The most recent comprehensive assessment of phosphate rock reserve and reserve base was undertaken by the USGS (2013) estimates that there are 67,000 milion tonnes of known rock reserves and an annual consumption of around 220 million tonnes. They estimate the total rock P resource as four times the current reserve. This does not mean growers and the fertilizer industry should be complacent. Phosphorus is a non-renewable resource and using fertilizer best management practices to ensure efficient use of P is a critical component of wise nutrient stewardship. This will also include investigating strategies to recycle P – for example using manures and composts - as well as ensuring as much soil P is retained on farm by reducing soil erosion.

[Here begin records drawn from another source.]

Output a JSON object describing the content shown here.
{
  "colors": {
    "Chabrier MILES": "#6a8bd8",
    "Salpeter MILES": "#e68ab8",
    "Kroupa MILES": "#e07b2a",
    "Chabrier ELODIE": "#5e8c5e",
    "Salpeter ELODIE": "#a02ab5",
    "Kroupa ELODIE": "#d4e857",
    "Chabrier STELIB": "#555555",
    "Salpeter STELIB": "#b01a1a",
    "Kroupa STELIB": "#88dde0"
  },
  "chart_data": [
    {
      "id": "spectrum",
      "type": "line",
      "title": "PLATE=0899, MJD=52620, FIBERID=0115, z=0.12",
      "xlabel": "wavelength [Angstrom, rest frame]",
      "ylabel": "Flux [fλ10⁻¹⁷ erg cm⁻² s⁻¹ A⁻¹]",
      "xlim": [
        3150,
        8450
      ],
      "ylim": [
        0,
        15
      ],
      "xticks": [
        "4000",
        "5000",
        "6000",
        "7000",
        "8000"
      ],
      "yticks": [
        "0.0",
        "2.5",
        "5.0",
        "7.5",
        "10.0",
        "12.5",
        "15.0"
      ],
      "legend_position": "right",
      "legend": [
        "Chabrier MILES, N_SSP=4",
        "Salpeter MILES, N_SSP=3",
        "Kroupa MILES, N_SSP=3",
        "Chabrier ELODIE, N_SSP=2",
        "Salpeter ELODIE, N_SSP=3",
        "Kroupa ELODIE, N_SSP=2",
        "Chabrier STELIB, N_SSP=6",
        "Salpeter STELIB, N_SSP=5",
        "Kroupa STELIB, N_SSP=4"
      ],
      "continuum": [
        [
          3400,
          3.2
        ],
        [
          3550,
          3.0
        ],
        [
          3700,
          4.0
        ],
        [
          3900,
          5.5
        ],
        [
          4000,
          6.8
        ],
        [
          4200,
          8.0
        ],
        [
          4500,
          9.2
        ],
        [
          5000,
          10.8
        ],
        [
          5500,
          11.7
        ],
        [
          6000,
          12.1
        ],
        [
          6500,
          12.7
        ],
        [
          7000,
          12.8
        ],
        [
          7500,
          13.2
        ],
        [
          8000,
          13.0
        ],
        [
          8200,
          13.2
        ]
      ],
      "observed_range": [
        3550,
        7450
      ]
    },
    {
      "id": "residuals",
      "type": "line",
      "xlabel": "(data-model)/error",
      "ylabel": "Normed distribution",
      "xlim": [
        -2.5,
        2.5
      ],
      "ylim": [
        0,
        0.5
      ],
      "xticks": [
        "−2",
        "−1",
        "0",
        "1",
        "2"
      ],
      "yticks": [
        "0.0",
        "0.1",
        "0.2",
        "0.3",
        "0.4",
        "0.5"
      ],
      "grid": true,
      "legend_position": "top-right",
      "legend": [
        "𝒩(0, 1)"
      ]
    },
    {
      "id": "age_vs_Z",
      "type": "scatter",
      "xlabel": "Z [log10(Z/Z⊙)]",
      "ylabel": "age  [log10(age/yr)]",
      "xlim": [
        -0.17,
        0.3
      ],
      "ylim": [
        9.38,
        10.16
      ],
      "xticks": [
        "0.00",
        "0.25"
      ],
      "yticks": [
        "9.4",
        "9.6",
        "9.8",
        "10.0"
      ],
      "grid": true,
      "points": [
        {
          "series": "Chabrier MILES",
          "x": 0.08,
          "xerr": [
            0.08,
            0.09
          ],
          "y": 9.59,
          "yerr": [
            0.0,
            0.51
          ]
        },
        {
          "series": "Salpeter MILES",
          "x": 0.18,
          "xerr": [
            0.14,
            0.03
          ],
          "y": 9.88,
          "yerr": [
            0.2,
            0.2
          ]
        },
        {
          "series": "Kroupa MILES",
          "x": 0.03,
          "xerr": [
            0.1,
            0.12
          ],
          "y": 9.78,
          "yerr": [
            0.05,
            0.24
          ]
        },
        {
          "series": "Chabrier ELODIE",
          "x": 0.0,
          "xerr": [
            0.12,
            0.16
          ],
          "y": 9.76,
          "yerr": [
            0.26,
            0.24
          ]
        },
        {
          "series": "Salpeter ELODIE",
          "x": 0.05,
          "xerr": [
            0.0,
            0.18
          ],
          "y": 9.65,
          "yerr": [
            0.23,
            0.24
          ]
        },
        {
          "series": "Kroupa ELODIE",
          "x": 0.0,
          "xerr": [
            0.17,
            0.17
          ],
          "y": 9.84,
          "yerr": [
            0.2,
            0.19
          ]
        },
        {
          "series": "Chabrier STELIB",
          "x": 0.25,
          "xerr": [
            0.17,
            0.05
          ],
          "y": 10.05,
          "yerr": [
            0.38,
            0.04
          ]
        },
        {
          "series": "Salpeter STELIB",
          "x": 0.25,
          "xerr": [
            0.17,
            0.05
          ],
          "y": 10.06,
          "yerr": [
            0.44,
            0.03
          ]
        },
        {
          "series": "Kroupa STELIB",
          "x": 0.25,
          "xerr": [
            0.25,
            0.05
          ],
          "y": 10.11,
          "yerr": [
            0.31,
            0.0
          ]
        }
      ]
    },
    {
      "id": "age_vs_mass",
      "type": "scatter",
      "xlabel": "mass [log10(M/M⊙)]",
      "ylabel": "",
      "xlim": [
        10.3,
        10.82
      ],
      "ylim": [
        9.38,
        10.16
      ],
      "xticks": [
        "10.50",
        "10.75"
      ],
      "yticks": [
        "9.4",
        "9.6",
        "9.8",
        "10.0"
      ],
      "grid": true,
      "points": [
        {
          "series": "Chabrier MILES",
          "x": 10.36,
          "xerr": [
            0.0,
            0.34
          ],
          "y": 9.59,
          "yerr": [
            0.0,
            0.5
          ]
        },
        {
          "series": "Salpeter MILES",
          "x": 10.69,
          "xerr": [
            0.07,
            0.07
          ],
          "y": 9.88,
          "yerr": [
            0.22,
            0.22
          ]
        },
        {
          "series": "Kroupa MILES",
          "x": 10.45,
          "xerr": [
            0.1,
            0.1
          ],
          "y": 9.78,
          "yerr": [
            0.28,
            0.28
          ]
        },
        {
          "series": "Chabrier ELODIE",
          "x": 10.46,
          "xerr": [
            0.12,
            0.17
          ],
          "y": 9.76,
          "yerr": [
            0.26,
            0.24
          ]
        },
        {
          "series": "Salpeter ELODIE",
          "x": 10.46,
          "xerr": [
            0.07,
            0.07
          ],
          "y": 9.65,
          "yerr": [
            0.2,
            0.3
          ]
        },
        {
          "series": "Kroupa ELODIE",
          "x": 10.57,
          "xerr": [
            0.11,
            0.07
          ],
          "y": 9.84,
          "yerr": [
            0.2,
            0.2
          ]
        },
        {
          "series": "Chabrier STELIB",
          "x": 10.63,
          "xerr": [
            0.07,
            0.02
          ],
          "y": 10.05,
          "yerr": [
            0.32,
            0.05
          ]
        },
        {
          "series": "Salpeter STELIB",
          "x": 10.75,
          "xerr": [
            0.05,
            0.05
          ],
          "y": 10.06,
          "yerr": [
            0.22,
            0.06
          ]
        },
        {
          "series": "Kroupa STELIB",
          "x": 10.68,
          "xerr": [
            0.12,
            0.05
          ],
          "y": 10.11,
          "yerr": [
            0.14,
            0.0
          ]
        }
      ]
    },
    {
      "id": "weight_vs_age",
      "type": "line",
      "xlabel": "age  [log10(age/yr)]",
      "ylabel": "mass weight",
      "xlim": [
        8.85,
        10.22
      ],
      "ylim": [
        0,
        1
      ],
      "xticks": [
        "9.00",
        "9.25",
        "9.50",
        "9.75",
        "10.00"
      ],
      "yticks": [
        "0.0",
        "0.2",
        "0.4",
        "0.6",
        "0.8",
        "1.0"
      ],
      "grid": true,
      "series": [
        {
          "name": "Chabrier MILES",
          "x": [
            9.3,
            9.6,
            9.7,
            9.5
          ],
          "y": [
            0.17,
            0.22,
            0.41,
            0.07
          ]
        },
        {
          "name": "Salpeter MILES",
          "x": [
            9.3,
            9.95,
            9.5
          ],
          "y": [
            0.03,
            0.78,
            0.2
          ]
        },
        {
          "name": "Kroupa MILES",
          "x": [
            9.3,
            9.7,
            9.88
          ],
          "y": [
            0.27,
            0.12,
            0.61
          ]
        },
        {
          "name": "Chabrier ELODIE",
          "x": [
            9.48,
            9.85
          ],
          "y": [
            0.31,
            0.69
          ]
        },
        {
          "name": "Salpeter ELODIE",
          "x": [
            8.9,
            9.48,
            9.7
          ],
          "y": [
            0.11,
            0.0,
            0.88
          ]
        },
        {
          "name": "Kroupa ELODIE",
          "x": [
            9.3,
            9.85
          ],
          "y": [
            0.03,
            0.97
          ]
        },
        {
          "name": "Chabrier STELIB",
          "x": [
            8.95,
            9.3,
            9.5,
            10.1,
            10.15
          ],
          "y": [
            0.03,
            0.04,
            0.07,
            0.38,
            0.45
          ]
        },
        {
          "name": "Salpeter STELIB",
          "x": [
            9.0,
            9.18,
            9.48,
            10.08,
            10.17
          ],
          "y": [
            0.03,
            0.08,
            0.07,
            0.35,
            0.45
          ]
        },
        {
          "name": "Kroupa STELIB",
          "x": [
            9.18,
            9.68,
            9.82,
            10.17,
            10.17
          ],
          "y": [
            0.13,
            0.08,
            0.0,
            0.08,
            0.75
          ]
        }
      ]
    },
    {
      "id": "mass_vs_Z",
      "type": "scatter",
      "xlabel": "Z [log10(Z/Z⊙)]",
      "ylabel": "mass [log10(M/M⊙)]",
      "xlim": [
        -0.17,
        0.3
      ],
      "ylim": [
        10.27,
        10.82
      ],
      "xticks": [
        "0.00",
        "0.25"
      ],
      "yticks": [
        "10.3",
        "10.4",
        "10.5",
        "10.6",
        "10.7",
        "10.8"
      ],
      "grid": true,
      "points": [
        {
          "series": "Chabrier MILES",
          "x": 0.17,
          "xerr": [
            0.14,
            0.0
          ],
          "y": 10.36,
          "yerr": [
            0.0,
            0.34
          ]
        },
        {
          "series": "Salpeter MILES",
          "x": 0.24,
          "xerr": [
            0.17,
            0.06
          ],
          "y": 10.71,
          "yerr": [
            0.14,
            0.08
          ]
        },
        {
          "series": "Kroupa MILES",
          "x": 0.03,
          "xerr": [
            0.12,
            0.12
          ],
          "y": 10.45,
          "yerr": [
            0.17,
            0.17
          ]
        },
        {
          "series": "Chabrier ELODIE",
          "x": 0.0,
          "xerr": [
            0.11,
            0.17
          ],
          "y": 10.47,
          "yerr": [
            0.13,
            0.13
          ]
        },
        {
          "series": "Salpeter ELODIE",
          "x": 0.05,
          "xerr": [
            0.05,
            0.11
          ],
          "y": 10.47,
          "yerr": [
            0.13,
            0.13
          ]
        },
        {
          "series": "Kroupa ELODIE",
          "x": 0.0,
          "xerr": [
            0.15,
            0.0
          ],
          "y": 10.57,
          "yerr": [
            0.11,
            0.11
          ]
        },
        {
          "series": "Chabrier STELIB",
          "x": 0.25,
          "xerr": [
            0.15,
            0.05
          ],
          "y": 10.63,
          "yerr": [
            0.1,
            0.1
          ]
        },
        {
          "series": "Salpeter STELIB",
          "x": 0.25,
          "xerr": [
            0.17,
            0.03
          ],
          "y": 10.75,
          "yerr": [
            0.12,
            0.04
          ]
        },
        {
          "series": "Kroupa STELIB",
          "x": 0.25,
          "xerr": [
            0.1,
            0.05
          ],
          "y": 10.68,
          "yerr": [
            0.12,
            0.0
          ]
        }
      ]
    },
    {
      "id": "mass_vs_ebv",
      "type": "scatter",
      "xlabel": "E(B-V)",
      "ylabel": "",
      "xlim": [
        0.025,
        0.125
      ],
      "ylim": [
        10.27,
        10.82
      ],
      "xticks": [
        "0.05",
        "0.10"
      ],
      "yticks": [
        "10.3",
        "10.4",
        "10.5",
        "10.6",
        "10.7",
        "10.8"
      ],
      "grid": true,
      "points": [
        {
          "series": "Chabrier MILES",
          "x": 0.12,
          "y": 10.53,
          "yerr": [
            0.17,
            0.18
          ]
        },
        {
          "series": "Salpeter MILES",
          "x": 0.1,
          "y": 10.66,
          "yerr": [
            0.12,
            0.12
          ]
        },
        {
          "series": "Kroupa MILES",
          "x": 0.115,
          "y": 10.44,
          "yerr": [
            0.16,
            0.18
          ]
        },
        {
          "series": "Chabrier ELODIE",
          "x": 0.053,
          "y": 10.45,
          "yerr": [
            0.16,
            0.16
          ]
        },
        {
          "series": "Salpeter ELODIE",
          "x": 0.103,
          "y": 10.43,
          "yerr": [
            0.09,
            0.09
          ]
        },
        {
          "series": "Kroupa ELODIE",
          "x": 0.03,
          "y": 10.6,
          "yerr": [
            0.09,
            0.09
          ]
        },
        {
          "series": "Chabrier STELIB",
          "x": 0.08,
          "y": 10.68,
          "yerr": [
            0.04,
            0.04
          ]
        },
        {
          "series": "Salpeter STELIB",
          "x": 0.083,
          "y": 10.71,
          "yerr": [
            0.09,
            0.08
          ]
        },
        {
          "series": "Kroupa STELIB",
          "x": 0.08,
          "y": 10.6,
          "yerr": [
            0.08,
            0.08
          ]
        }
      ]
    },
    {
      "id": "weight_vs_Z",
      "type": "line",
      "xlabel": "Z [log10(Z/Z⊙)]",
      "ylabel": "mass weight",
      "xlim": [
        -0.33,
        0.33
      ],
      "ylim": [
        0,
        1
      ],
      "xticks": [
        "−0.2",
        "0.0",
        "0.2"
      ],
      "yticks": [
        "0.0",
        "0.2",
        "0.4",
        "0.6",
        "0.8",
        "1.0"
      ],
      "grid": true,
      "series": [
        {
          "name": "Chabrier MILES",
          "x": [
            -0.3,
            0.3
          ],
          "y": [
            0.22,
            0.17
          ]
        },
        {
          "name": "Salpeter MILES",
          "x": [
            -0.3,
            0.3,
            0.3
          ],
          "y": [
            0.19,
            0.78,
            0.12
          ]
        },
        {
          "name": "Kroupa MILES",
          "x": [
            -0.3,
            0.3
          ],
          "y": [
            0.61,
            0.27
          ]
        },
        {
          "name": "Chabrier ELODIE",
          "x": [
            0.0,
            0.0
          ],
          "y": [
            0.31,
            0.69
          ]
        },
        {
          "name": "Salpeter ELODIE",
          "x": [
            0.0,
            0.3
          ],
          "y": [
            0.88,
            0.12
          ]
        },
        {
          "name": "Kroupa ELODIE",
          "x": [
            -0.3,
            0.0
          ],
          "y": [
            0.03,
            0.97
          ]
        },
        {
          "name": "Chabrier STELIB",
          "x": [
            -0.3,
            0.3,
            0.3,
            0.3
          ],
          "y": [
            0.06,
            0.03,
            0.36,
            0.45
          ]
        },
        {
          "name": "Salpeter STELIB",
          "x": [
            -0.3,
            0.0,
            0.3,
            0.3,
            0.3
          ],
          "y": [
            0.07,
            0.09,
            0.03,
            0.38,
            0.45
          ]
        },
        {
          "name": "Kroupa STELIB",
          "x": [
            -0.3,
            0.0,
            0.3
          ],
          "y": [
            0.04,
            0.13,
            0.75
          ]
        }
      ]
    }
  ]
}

The best way to find out if P is running down on your farm is to soil test and then assess if the program needs to build or rebuild fertility using P rates above removal, or if at maintenance, use P rates around long term removal.
Rates can be reduced, but keep some fertilizer in the drill row to help with early P nutrition.

Bell et al. 2013. Crop and Pasture Science, 64, 480-498.
Flavel et al. 2014. Plant and Soil. 385, 303-310.
McBeath et al. 2011. Crop and Pasture Science, 62, 58-65.
Noack et al. 2010. Crop and Pasture Science, 61, 659-669.
Officer et al. 2009a Australian Journal of Soil Research, 47, 91-102.
Officer et al. 2009b Australian Journal of Soil Research, 47, 103-113.
Peirce et al. 2014. Plant and Soil 385, 37-51.
Reuter et al. 2007 Fertilizer P management after the 2006 drought. Available at http://anz.ipni.net/article/ANZ-3223
Rose et al. 2007. Journal of Plant Nutrition and Soil Science, 170, 404-411.